JUDITH CLAIRE MITCHELL, Professor Emerita (retired) is the author of the novels A Reunion of Ghosts (2015) and The Last Day of the War. Her stories and poetry appear in anthologies and literary magazines such as Best of the Fiction Workshops, Shaping the Story, Behind the Short Story, Barnstorming, The Iowa Review, Prairie Schooner, StoryQuarterly, and others. She has received fellowships from the James A. Michener and Copernicus Society of America, the Wisconsin Institute for Creative Writing, and the Wisconsin Arts Board. She is currently the College of Letters & Science’s Jartz Fellow. More information is available on her website, judithclairemitchell.com.

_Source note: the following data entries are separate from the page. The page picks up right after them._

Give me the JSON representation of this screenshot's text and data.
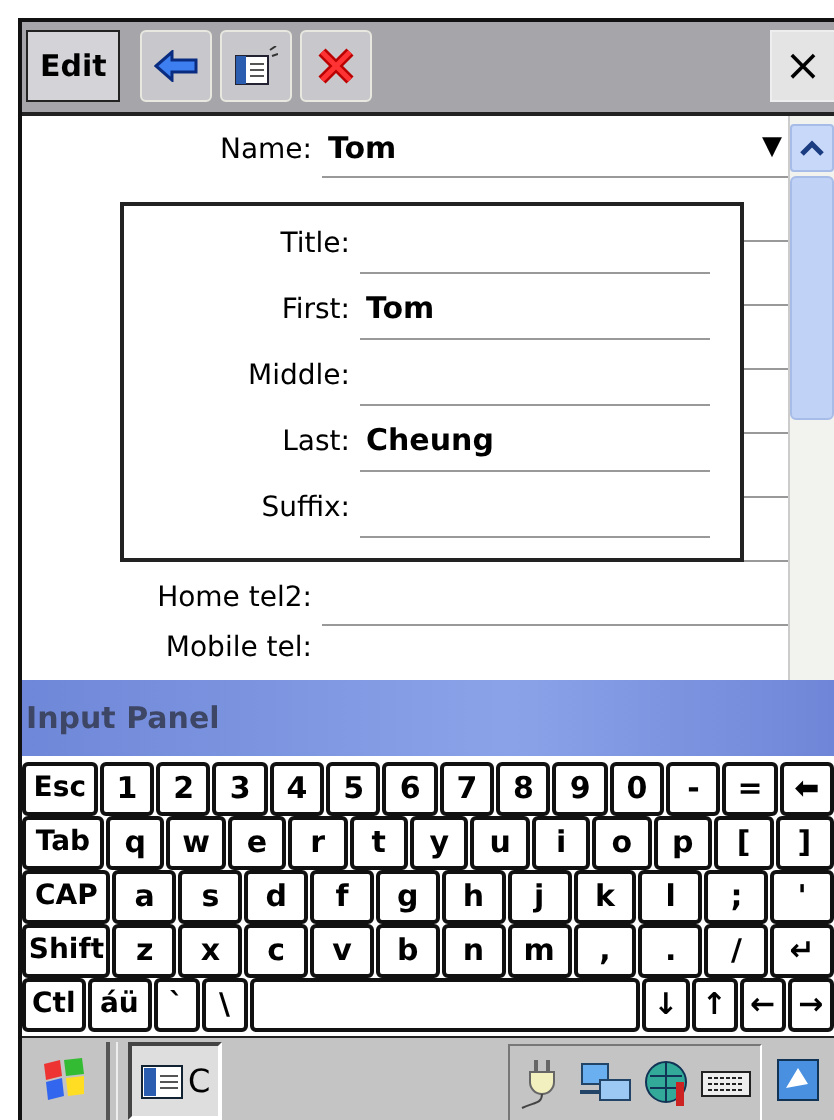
{
  "toolbar": {
    "menu": "Edit",
    "close": "×"
  },
  "form": {
    "name": {
      "label": "Name:",
      "value": "Tom",
      "dropdown": "▼"
    },
    "fields": [
      {
        "label": "Home tel2:"
      },
      {
        "label": "Mobile tel:"
      }
    ]
  },
  "name_popup": {
    "fields": [
      {
        "label": "Title:"
      },
      {
        "label": "First:",
        "value": "Tom"
      },
      {
        "label": "Middle:"
      },
      {
        "label": "Last:",
        "value": "Cheung"
      },
      {
        "label": "Suffix:"
      }
    ]
  },
  "input_panel": {
    "title": "Input Panel",
    "keyboard": [
      [
        {
          "kind": "key",
          "label": "Esc"
        },
        {
          "kind": "key",
          "label": "1"
        },
        {
          "kind": "key",
          "label": "2"
        },
        {
          "kind": "key",
          "label": "3"
        },
        {
          "kind": "key",
          "label": "4"
        },
        {
          "kind": "key",
          "label": "5"
        },
        {
          "kind": "key",
          "label": "6"
        },
        {
          "kind": "key",
          "label": "7"
        },
        {
          "kind": "key",
          "label": "8"
        },
        {
          "kind": "key",
          "label": "9"
        },
        {
          "kind": "key",
          "label": "0"
        },
        {
          "kind": "key",
          "label": "-"
        },
        {
          "kind": "key",
          "label": "="
        },
        {
          "kind": "key",
          "label": "⬅"
        }
      ],
      [
        {
          "kind": "key",
          "label": "Tab"
        },
        {
          "kind": "key",
          "label": "q"
        },
        {
          "kind": "key",
          "label": "w"
        },
        {
          "kind": "key",
          "label": "e"
        },
        {
          "kind": "key",
          "label": "r"
        },
        {
          "kind": "key",
          "label": "t"
        },
        {
          "kind": "key",
          "label": "y"
        },
        {
          "kind": "key",
          "label": "u"
        },
        {
          "kind": "key",
          "label": "i"
        },
        {
          "kind": "key",
          "label": "o"
        },
        {
          "kind": "key",
          "label": "p"
        },
        {
          "kind": "key",
          "label": "["
        },
        {
          "kind": "key",
          "label": "]"
        }
      ],
      [
        {
          "kind": "key",
          "label": "CAP"
        },
        {
          "kind": "key",
          "label": "a"
        },
        {
          "kind": "key",
          "label": "s"
        },
        {
          "kind": "key",
          "label": "d"
        },
        {
          "kind": "key",
          "label": "f"
        },
        {
          "kind": "key",
          "label": "g"
        },
        {
          "kind": "key",
          "label": "h"
        },
        {
          "kind": "key",
          "label": "j"
        },
        {
          "kind": "key",
          "label": "k"
        },
        {
          "kind": "key",
          "label": "l"
        },
        {
          "kind": "key",
          "label": ";"
        },
        {
          "kind": "key",
          "label": "'"
        }
      ],
      [
        {
          "kind": "key",
          "label": "Shift"
        },
        {
          "kind": "key",
          "label": "z"
        },
        {
          "kind": "key",
          "label": "x"
        },
        {
          "kind": "key",
          "label": "c"
        },
        {
          "kind": "key",
          "label": "v"
        },
        {
          "kind": "key",
          "label": "b"
        },
        {
          "kind": "key",
          "label": "n"
        },
        {
          "kind": "key",
          "label": "m"
        },
        {
          "kind": "key",
          "label": ","
        },
        {
          "kind": "key",
          "label": "."
        },
        {
          "kind": "key",
          "label": "/"
        },
        {
          "kind": "key",
          "label": "↵"
        }
      ],
      [
        {
          "kind": "key",
          "label": "Ctl"
        },
        {
          "kind": "key",
          "label": "áü"
        },
        {
          "kind": "key",
          "label": "`"
        },
        {
          "kind": "key",
          "label": "\\"
        },
        {
          "kind": "space"
        },
        {
          "kind": "key",
          "label": "↓"
        },
        {
          "kind": "key",
          "label": "↑"
        },
        {
          "kind": "key",
          "label": "←"
        },
        {
          "kind": "key",
          "label": "→"
        }
      ]
    ]
  },
  "taskbar": {
    "task": {
      "label": "C",
      "selected": true
    }
  }
}
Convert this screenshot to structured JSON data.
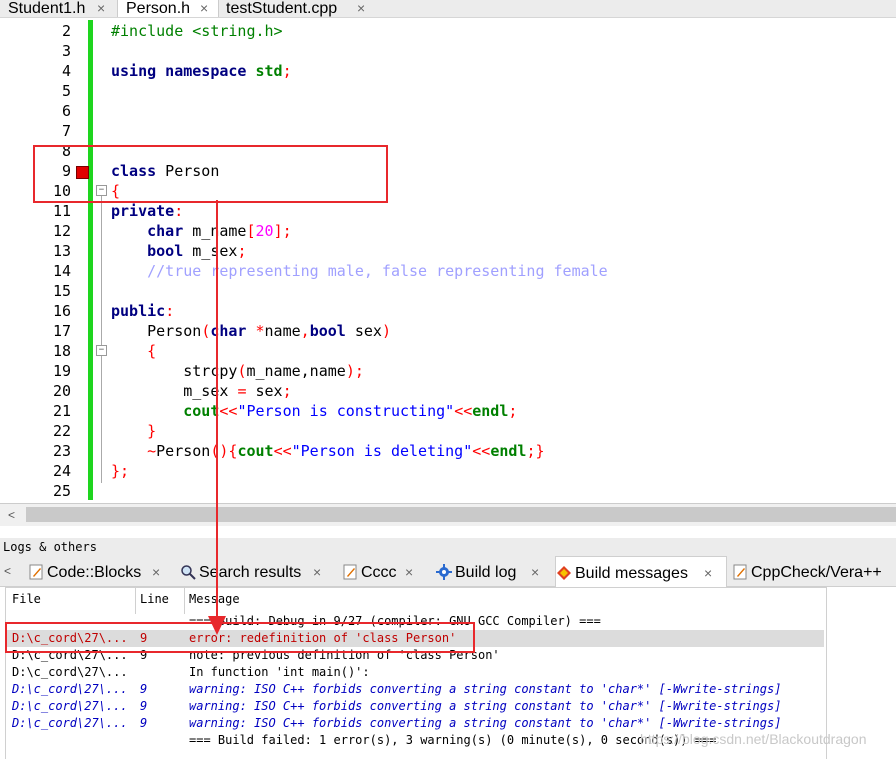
{
  "file_tabs": [
    {
      "label": "Student1.h",
      "active": false
    },
    {
      "label": "Person.h",
      "active": true
    },
    {
      "label": "testStudent.cpp",
      "active": false
    }
  ],
  "close_glyph": "×",
  "editor": {
    "line_numbers": [
      "2",
      "3",
      "4",
      "5",
      "6",
      "7",
      "8",
      "9",
      "10",
      "11",
      "12",
      "13",
      "14",
      "15",
      "16",
      "17",
      "18",
      "19",
      "20",
      "21",
      "22",
      "23",
      "24",
      "25"
    ],
    "code": {
      "l2": "#include <string.h>",
      "l4_kw": "using namespace",
      "l4_std": "std",
      "l4_end": ";",
      "l9_kw": "class",
      "l9_name": " Person",
      "l10": "{",
      "l11_kw": "private",
      "l11_colon": ":",
      "l12_kw": "char",
      "l12_name": " m_name",
      "l12_open": "[",
      "l12_num": "20",
      "l12_close": "];",
      "l13_kw": "bool",
      "l13_name": " m_sex",
      "l13_end": ";",
      "l14": "//true representing male, false representing female",
      "l16_kw": "public",
      "l16_colon": ":",
      "l17_name": "Person",
      "l17_p": "(",
      "l17_kw1": "char",
      "l17_star": " *",
      "l17_arg1": "name",
      "l17_comma": ",",
      "l17_kw2": "bool",
      "l17_arg2": " sex",
      "l17_close": ")",
      "l18": "{",
      "l19_fn": "strcpy",
      "l19_p": "(",
      "l19_args": "m_name,name",
      "l19_end": ");",
      "l20_a": "m_sex ",
      "l20_eq": "=",
      "l20_b": " sex",
      "l20_end": ";",
      "l21_kw": "cout",
      "l21_op": "<<",
      "l21_str": "\"Person is constructing\"",
      "l21_op2": "<<",
      "l21_kw2": "endl",
      "l21_end": ";",
      "l22": "}",
      "l23_tilde": "~",
      "l23_name": "Person",
      "l23_p": "(){",
      "l23_kw": "cout",
      "l23_op": "<<",
      "l23_str": "\"Person is deleting\"",
      "l23_op2": "<<",
      "l23_kw2": "endl",
      "l23_end": ";}",
      "l24": "};"
    }
  },
  "logs": {
    "title": "Logs & others",
    "tabs": [
      {
        "label": "Code::Blocks",
        "icon": "pencil-icon"
      },
      {
        "label": "Search results",
        "icon": "search-icon"
      },
      {
        "label": "Cccc",
        "icon": "pencil-icon"
      },
      {
        "label": "Build log",
        "icon": "gear-icon"
      },
      {
        "label": "Build messages",
        "icon": "diamond-icon",
        "active": true
      },
      {
        "label": "CppCheck/Vera++",
        "icon": "pencil-icon"
      }
    ],
    "columns": {
      "file": "File",
      "line": "Line",
      "message": "Message"
    },
    "rows": [
      {
        "file": "",
        "line": "",
        "message": "=== Build: Debug in 9/27 (compiler: GNU GCC Compiler) ===",
        "kind": "norm"
      },
      {
        "file": "D:\\c_cord\\27\\...",
        "line": "9",
        "message": "error: redefinition of 'class Person'",
        "kind": "err",
        "selected": true
      },
      {
        "file": "D:\\c_cord\\27\\...",
        "line": "9",
        "message": "note: previous definition of 'class Person'",
        "kind": "norm"
      },
      {
        "file": "D:\\c_cord\\27\\...",
        "line": "",
        "message": "In function 'int main()':",
        "kind": "norm"
      },
      {
        "file": "D:\\c_cord\\27\\...",
        "line": "9",
        "message": "warning: ISO C++ forbids converting a string constant to 'char*' [-Wwrite-strings]",
        "kind": "warn"
      },
      {
        "file": "D:\\c_cord\\27\\...",
        "line": "9",
        "message": "warning: ISO C++ forbids converting a string constant to 'char*' [-Wwrite-strings]",
        "kind": "warn"
      },
      {
        "file": "D:\\c_cord\\27\\...",
        "line": "9",
        "message": "warning: ISO C++ forbids converting a string constant to 'char*' [-Wwrite-strings]",
        "kind": "warn"
      },
      {
        "file": "",
        "line": "",
        "message": "=== Build failed: 1 error(s), 3 warning(s) (0 minute(s), 0 second(s)) ===",
        "kind": "norm"
      }
    ],
    "watermark": "https://blog.csdn.net/Blackoutdragon"
  },
  "colors": {
    "annotation": "#e8282c",
    "change_bar": "#1ed51e",
    "bookmark": "#e10000"
  }
}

RONALD WALLACE, Felix Pollak Professor Emeritus of Poetry & Halls-Bascom Professor Emeritus of English (retired) is the founder and Co-Director of the University of Wisconsin-Madison's Program in Creative Writing, and the founder and editor of the University of Wisconsin Press Poetry Series (the Brittingham and Pollak Prizes). He is the author of the poetry collections For a Limited Time Only, Now You See It, Long for This World: New & Selected Poems, The Uses of Adversity, Time's Fancy, The Makings of Happiness, People and Dog in the Sun, Tunes for Bears to Dance To, and Plums, Stones, Kisses & Hooks; the short story collection Quick Bright Things; and the critical books The Last Laugh, God Be With the Clown, and Henry James and the Comic Form. He is the editor of the poetry anthology Vital Signs. He has published poetry and stories in The New Yorker, The Atlantic, The Nation, Poetry, Paris Review, and many other literary publications. His awards and honors include Council for Wisconsin Writers Book Awards, Wisconsin Arts Board Grants, the Helen Bullis Prize, three Distinguished Teaching Awards, two ACLS Fellowships, the Robert E. Gard Foundation Award, the Gerald A. Bartel Award in the Arts, the Wisconsin Library Association Notable Author award, the Lynde and Harry Bradley Major (Lifetime) Achievement Award, the Mid-List Press First Series Award for Short Fiction (for Quick Bright Things), and the Association for Writers and Writing Programs' first George Garrett Award for "exceptional donations of care, time, and labor on behalf of other writers." More information about Ron Wallace is available at his website.